Herkesin saygı ve güven duyduğu, vatanına, milletine bağlılığıyla Erzurum’un kazandığı imajı, unvanları, taşımak ve sürdürmek de çok önemlidir.
Erzurum’un, iç dünyamızda, düşümüzde, ruh dünyamızda ve gönül penceremizdeki yeri!
Dede Korkut destanlarının geçtiği…
Türk’ün ruhu, şahdamarı, anayurdu…
Toprağın vatan olduğu…
Cumhuriyetin bu şehirde başladığı yerdir.
Bu topraklarda;
“Yaz gelende çıkam yayla başına, kurban olam toprağına taşına” türküsünü duyduğunuz da…
“İstanbul ne ki, Erzurum Yayla” deriz.
Bilin ki;
Palandöken’in asil çocukları, saflığı, sadeliği elinde taşır.
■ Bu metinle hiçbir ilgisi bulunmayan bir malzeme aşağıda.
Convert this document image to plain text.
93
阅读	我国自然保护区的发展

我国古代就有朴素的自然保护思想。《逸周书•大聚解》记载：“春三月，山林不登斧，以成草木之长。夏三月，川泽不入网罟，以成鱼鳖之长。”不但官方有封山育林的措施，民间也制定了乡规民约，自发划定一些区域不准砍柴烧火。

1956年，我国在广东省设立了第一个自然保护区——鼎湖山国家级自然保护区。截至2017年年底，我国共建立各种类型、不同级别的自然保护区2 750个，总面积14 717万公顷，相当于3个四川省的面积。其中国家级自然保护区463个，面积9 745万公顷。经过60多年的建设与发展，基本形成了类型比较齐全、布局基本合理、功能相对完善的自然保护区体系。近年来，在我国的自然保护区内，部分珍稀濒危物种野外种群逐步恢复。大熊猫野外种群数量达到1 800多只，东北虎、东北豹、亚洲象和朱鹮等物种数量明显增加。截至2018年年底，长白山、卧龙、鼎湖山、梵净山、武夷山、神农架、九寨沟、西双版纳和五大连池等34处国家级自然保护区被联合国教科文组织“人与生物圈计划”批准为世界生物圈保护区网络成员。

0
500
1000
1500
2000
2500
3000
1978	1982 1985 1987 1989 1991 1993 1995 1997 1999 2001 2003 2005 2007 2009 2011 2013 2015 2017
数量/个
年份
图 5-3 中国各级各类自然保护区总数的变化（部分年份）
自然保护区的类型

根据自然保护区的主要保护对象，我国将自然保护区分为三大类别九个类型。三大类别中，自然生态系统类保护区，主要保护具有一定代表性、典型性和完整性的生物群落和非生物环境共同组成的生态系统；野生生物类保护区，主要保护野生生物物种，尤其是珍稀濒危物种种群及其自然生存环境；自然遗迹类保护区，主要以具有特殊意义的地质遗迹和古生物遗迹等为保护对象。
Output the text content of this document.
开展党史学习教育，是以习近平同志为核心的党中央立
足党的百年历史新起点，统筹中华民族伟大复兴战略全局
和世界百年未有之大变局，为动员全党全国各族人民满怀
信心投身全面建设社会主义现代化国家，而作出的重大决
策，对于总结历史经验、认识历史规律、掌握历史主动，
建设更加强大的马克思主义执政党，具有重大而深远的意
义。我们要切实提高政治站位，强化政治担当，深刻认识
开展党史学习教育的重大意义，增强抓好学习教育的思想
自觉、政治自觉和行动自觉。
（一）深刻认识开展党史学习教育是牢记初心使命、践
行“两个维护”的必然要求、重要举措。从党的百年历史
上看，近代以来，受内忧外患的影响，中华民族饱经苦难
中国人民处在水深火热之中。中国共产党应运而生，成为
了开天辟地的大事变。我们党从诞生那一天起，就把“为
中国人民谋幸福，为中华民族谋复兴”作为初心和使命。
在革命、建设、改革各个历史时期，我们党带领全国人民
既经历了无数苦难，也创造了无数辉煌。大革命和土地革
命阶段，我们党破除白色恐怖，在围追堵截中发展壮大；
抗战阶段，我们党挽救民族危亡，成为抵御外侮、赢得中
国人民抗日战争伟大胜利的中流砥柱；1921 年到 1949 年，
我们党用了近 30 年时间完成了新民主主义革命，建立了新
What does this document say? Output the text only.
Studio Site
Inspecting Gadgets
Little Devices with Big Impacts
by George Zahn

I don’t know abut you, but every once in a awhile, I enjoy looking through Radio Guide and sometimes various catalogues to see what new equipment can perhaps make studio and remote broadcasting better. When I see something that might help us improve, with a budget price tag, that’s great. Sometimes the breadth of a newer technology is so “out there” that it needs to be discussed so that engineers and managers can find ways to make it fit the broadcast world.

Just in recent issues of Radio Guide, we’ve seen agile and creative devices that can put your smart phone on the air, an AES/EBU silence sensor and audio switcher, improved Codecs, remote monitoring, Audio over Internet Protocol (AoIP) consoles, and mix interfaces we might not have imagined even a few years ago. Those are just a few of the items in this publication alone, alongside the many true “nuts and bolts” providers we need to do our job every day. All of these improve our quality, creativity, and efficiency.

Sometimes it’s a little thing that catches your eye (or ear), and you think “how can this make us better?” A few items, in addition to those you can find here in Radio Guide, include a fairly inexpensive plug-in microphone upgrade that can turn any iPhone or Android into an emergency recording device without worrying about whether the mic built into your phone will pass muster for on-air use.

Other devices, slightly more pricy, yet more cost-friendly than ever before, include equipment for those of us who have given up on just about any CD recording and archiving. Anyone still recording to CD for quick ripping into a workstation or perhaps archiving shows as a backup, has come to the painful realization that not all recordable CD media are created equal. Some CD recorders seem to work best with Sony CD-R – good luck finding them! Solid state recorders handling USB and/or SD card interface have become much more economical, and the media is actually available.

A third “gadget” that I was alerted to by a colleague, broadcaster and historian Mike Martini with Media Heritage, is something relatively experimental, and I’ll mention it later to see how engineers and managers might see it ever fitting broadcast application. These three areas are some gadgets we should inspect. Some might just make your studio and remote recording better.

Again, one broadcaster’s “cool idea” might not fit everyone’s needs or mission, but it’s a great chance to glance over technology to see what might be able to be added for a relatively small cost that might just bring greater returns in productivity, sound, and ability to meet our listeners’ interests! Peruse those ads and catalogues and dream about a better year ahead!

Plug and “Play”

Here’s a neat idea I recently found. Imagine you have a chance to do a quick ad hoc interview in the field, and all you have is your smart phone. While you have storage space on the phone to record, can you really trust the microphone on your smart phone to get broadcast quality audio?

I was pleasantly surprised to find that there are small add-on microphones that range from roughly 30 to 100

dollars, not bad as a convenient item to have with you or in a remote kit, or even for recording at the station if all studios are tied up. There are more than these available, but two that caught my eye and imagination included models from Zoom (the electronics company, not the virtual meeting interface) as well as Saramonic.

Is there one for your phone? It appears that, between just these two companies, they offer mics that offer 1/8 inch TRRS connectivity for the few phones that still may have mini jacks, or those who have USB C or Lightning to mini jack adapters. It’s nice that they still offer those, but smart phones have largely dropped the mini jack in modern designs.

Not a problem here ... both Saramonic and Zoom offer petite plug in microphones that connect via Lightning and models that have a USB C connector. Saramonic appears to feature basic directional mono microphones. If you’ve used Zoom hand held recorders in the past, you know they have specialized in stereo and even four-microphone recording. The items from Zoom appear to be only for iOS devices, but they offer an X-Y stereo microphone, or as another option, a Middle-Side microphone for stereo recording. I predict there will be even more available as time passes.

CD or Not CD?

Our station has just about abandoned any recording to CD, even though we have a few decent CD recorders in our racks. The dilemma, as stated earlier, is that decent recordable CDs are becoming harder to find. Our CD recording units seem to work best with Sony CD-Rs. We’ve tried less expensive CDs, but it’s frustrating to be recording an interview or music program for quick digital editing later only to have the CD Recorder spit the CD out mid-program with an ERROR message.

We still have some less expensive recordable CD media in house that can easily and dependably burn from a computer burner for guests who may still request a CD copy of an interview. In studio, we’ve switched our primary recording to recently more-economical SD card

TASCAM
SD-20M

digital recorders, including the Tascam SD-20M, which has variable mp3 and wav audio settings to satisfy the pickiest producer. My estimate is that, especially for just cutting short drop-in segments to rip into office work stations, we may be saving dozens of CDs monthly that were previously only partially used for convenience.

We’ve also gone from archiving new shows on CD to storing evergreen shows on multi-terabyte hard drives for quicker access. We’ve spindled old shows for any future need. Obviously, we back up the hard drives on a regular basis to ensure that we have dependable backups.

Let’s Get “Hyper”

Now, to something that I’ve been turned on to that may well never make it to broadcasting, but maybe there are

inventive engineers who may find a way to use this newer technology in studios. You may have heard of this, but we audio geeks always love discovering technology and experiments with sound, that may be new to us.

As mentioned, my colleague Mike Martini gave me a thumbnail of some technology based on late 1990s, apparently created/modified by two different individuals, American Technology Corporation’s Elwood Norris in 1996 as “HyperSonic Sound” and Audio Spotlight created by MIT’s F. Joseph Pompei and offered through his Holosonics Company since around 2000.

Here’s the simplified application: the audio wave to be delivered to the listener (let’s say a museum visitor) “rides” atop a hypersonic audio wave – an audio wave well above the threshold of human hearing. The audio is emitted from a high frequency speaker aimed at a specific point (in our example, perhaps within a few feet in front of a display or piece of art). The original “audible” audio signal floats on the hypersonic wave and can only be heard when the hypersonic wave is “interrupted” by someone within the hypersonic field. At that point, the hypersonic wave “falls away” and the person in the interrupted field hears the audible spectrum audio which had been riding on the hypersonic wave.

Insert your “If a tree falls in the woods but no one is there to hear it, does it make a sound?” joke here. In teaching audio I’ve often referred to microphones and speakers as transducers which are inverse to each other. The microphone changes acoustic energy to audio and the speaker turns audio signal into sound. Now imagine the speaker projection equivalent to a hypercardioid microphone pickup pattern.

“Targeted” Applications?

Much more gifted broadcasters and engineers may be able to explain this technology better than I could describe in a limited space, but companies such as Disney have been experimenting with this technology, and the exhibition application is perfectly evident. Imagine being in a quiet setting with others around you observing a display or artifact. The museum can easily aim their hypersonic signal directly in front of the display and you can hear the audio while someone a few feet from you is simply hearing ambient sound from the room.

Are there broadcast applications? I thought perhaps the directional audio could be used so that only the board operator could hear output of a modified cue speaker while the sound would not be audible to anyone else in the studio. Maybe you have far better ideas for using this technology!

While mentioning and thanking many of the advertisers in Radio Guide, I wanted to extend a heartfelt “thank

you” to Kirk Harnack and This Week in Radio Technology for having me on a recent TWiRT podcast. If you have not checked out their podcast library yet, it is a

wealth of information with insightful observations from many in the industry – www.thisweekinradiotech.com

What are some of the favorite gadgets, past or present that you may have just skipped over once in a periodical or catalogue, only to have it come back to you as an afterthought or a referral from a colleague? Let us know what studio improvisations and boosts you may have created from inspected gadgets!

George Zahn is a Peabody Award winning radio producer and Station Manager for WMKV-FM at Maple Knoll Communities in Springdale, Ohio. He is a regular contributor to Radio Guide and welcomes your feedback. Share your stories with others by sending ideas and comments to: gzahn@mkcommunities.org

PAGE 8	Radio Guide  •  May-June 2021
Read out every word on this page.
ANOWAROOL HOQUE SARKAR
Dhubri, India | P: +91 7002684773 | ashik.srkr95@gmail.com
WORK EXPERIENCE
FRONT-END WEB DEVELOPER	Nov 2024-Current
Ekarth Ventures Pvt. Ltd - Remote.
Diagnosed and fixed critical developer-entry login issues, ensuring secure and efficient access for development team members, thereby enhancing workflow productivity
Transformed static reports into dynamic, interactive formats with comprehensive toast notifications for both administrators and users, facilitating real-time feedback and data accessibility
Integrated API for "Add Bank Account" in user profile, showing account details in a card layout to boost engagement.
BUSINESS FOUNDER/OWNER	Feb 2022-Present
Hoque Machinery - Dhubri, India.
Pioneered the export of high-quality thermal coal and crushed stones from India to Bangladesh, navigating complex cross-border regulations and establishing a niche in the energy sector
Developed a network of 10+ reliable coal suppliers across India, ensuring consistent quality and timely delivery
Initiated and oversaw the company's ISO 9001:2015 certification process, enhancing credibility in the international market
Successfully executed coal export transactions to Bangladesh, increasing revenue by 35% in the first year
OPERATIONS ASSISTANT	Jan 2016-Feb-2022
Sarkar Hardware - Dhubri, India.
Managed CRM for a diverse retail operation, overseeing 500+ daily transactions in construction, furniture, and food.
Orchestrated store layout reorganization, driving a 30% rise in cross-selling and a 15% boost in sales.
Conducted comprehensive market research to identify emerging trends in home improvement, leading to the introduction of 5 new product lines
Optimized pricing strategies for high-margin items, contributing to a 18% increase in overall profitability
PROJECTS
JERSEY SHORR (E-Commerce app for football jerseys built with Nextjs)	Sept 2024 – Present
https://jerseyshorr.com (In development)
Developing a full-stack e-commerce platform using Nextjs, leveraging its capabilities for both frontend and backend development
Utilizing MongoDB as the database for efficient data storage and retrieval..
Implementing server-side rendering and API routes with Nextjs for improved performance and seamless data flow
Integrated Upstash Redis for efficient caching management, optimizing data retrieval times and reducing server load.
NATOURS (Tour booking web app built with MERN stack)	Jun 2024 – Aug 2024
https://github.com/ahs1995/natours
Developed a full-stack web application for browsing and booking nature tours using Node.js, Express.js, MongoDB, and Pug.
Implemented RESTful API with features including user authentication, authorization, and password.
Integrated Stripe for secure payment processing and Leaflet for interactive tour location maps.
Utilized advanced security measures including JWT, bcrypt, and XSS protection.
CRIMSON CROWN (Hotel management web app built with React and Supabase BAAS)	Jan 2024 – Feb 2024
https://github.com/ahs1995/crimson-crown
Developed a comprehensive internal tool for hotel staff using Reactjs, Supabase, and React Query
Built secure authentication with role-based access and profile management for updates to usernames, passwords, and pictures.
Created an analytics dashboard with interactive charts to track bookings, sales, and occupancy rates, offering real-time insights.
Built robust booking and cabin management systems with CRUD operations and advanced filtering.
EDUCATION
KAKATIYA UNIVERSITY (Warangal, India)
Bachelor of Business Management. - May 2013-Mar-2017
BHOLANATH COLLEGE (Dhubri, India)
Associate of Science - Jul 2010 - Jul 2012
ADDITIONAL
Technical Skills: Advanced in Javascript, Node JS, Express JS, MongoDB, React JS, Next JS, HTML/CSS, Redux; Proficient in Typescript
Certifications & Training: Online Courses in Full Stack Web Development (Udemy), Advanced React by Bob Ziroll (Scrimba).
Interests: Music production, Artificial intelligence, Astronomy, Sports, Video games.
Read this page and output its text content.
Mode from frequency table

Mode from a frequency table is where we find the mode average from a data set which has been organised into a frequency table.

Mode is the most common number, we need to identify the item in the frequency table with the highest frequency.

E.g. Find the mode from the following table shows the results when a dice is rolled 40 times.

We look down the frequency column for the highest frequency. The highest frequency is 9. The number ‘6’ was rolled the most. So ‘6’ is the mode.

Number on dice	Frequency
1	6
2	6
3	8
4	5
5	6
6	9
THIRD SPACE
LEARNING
Maddi ve manevi temizlik şehrin de yaşar.
Vatan ve şehit kokusunu da, bu topraklarda alır.
Dadaş için bu şehir, eşsiz bir sevdadır.
Bazen vefasız olur, bazen de acı veren bir sevgili,
Asla unutmaz.
Duyguların, hasretlerin, acıların düğümlendiği…
Kahramanlığın, mertliğin öne çıktığı…
Sevinçlerin, coşkuların doruğa ulaştığı…
Vatanın Doğu Bağrı’nda, nazlı bir yârin olduğunu bilir.
İşte;
Ne Aşk, ne meşk, tam bir yürek burgusudur bu şehir,
İnsanı yakar kavurur.
Bezen âşık, bazen de maşuk eder.
Bar oyununun oynandığı, erlik destanının yazıldığı bu yerde,
Çelikten bir yay, eğilmeyen baş olur,
Ağır taş ve gardaş olur.
Duasında müminin, Yüce’ye açılan ellerinde Erzurum, sanatın çiçek açan bahçesi olur.
Dadaş’a göre; Kolları gürgen, gözleri çiğdem olur,
Gövdesi çınar, kokusu kekik olur.
Erzurum, bir ermiş, bir derviş olur.
Bayram o bayram ola türküsü eşliğinde,
Orta yerde semaver ile demlenmiş çay…
Çayla başlayan iç çekişleri, efkâr olur…
Geçmişte ki Erzurum’la, bugünün arasında kalır…
Söylediği söz, “Kor olim” Erzurum olur.